Mideast Aluminum Producers Filling Gap After US Plants Close

Nov. 22, 2016
Electricity costs give Middle East producers the aluminum advantage, according to Harbor Intelligence.

Middle East aluminum producers are boosting metal shipments to the U.S. to fill a supply gap left from plant closings.

Electricity costs give Middle East producers the advantage, Jorge Vazquez, managing director of Austin, Texas-based Harbor Intelligence, said in an interview Tuesday in Dubai. Since 1980, U.S. output has dropped from 4.6 million metric tons by 32 smelters to about 700,000 tons by five smelters this year, he said. The last U.S. smelter to open was in 1985, he said.

“Demand in the U.S. is growing but at the same time production is declining, and declining in a significant way,” Vazquez said. “It’s opening an interesting opportunity for vendors outside the U.S.”

Electricity Costs Favor the Middle East

Middle East shipments of value-added aluminum parts to the U.S. in the first nine months of this year rose 50% to about 734,000 metric tons, or 60% of the total, Vazquez said. The cash cost of production in the Middle East was $1,200 a ton in the third quarter, compared with $1,670 a ton in the U.S., he said.
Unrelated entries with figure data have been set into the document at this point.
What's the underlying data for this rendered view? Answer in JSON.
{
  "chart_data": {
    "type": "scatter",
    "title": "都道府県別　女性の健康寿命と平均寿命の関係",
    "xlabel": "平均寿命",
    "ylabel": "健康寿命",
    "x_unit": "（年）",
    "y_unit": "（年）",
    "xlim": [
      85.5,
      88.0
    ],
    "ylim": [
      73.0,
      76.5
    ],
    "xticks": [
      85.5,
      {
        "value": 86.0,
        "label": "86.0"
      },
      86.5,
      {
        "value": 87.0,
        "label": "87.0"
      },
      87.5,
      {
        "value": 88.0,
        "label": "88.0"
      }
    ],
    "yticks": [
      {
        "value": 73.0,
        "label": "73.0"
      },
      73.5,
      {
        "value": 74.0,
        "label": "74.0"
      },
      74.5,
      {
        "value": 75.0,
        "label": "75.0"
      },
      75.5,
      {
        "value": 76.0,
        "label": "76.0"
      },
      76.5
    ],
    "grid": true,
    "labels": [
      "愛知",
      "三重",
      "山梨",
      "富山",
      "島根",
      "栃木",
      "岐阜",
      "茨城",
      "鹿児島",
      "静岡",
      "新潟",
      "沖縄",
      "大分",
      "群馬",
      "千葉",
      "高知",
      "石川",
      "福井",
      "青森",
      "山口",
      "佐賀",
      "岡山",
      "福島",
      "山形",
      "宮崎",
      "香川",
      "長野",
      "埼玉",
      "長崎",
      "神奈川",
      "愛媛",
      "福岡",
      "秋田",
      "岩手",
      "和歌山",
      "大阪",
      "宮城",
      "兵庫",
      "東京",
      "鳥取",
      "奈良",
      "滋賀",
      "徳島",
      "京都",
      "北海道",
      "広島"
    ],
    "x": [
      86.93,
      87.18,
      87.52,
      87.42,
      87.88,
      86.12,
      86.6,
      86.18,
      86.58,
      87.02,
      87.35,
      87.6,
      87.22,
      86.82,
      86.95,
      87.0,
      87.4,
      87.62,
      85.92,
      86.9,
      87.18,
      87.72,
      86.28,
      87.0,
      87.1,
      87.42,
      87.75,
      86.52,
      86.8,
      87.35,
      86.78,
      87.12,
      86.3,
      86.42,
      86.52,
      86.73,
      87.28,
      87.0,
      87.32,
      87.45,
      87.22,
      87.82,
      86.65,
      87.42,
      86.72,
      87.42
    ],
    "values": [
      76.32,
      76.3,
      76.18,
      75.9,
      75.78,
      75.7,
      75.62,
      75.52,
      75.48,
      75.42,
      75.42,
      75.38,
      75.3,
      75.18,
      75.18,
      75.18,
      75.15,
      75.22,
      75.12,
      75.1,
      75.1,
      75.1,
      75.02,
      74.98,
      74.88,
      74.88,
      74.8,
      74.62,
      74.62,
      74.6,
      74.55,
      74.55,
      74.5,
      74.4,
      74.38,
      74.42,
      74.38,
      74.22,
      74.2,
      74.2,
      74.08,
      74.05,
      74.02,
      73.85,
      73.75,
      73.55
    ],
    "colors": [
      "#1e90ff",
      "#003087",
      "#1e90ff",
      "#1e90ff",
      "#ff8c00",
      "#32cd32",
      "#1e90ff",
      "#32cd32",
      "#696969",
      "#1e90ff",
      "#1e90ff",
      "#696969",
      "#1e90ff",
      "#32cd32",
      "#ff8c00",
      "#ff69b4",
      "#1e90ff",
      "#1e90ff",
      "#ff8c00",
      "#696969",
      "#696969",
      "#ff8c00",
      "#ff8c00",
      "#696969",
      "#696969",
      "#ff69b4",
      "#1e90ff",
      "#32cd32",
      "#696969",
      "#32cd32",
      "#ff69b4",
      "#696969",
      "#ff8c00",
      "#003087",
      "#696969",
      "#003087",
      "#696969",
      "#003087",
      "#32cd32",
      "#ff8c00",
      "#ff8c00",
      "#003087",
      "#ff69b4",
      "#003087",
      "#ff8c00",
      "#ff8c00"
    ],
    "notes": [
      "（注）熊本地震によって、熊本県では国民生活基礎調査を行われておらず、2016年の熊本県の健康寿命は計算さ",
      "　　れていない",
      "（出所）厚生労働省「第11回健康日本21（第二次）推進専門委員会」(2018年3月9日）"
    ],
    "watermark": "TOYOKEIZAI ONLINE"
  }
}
The Middle East aluminum industry started from one smelter in Bahrain in 1971 producing 120,000 metric tons a year to today’s six smelters in Saudi Arabia, United Arab Emirates, Oman, Bahrain and Qatar with output of about 5.2 million tons last year, according to Emirates Global Aluminium. Alcoa Inc. split into two companies as of Nov. 1 after shutting unprofitable smelters and cutting production.

North American demand is now about 7.5 million tons a year, against U.S. output of 750,000 tons and Canadian production of 3 million tons, Tim Murray, chief executive officer of Aluminium Bahrain, told an aluminum conference in Dubai. “Production has to come from somewhere, and I believe it’s going to continue to come from the Middle East.”